L’ecologia integrale è un invito perché nulla nella vita ci risulti estraneo, straniero, indifferente. Siamo dentro un Tutto, che siamo noi.
Cosa nutre la mia vita? Come alimento tutte le dimensioni della mia persona? A chi sono grata per chi sono ora? Sono in grado di nominare le mie fragilità? Faccio spazio all'altro/a nella mia vita? Faccio spazio a altre letture e esperienze nella mia vita?
Dal cambiamento spirituale interiore, verso stili di vita più sostenibili e socialmente impattanti, per giungere a azioni politiche di advocacy per cambiare le strutture incompatibili con la salute della casa comune (di cui gli esseri umani sono parte): questa la proposta del Movimento cattolico globale per il clima.
Io aggiungere un quarto anello a questi tre cerchi connessi e interagenti: una spiritualità cosmica che non è solo personale e individuale. Pertanto si parte dalla spiritualità per ritornarvi, come motore di vita e di cambiamento profondo.
Una spiritualità che aiuti a vivere connessi profondamente in questa società della performance e della funzionalità.

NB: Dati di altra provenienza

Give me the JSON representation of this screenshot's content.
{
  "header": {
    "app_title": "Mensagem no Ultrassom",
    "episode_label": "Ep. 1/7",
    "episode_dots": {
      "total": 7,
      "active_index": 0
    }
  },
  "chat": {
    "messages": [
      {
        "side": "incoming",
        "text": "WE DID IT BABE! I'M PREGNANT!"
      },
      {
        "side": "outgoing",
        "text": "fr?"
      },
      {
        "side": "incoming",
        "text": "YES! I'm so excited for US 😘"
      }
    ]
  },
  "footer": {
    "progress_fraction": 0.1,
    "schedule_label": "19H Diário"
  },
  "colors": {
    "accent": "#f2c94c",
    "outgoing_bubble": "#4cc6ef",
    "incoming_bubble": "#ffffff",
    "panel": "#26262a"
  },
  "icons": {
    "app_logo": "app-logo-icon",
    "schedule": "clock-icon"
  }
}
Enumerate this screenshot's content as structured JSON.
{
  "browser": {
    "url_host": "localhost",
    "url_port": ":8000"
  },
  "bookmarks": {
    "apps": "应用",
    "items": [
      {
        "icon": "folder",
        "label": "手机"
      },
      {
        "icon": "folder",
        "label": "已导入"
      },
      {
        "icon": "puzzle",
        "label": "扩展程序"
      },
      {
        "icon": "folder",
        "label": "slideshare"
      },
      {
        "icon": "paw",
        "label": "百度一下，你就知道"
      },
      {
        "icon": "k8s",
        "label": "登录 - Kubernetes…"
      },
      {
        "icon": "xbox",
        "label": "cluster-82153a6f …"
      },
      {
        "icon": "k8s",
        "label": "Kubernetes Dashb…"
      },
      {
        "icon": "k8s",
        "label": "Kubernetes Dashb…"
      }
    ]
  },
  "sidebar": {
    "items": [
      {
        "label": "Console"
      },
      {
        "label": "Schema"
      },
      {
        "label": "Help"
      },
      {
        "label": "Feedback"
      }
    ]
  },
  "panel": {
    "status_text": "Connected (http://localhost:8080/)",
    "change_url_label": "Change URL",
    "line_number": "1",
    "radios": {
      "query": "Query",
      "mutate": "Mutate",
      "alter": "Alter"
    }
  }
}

Viviamo realtà molto competitive, dove sembra che dobbiamo sempre raggiungere obiettivi e dare performance: altrimenti siamo unitili, scarti. Questo incide sulla nostra salute personale, familiare, sociale. Spesso siamo stanchi senza neanche saperne il motivo: viviamo la pressione di queste richieste di prestazioni e portiamo il peso del mondo sulle spalle. E carichiamo l’aspettativa della prestazione anche sulle persone a noi vicine (familiari, colleghi di lavoro, amici): mettendo sulle loro spalle un peso e un’aspettativa che non sempre sono in grado di compiere.
Viviamo in una società centrata sull’utilità funzionale: se un processo tecnicamente funziona, non mi domando se eticamente avrà delle conseguenze non salutari sulla casa comune.
L’ecologia integrale è un invito perché nulla nella vita ci risulti estraneo, straniero, indifferente. Siamo dentro un Tutto, che siamo noi.
L’ecologia integrale ci ricorda che l’essere umano non è il centro dell’Universo: il Covid19 ci ha ricordato che siamo un’umanità molto fragile e vulnerabile.
Queste due categorie, se vissute pienamente, non ci rendono deboli, ma più consapevoli di chi siamo e di quanto abbiamo bisogno della relazione con l’altro. Questo altro che irrompe nella nostra vita, come fonte di ferita o come colui/colei che mi sana, mi guarisce, mi fa gioire.
La vulnerabilità mi invita a:
· essere autentica, vera, umile (nel senso di radicata nell’humus, la terra)
· riconoscere il senso del limite che mi aiuta a fare spazio all’altro (inteso come persona, ma anche come una diverso modo di intendere la vita, la cultura)
· acquisire il senso di reciprocità: la reciprocità è una danza di cui spesso non conosciamo i passi ma è categoria di relazione necessaria per vivere bene insieme. Mi lascio raggiungere dall’altro, lascio che l’altro mi porga la mano per rialzarmi; mi apro a sostenere e ad avvicinarmi all’altro per quanto me lo permette
Papa Francesco, con questa lettera, ha ricucito la frattura tra teologia e scienza, tra fede e scienze. Non è una lettera solo bella da leggere e poetica, ma è un testo del Magistero della Chiesa, che ha una base scientifica perché ha ascoltato tanti e tante che nell’ultimo secolo hanno fatto scoperte sull’universo, sulla formazione della materia e dell’energia, sulla fisica quantistica che ci portano a dover fare un cambio di paradigma sulla nostra idea dell’Universo.
A me l’ecologia integrale mi spinge a pensare che come esseri umani possiamo partire dal logos (siamo a un livello di coscienza molto elevato, homo sapiens sapiens; ma non basta), caratteristica dell’umano, della parola che crea; passando per il pathos, la passione come dolore del parte e energia di vita che consente di far nascere sempre cose nuove; per arrivare ad allargare lo spazio dell’agape, come luogo sacro inclusivo del tutto e di tutte e tutti.
Questo luogo sacro già esiste, noi non sempre ne siamo consapevoli e non lo custodiamo. Pensiamo di dover creare qualcosa di nuovo, invece dobbiamo solo prendercene cura e far germogliare l’agape, come momento profondo e sacro di fratellanza e sorellanza.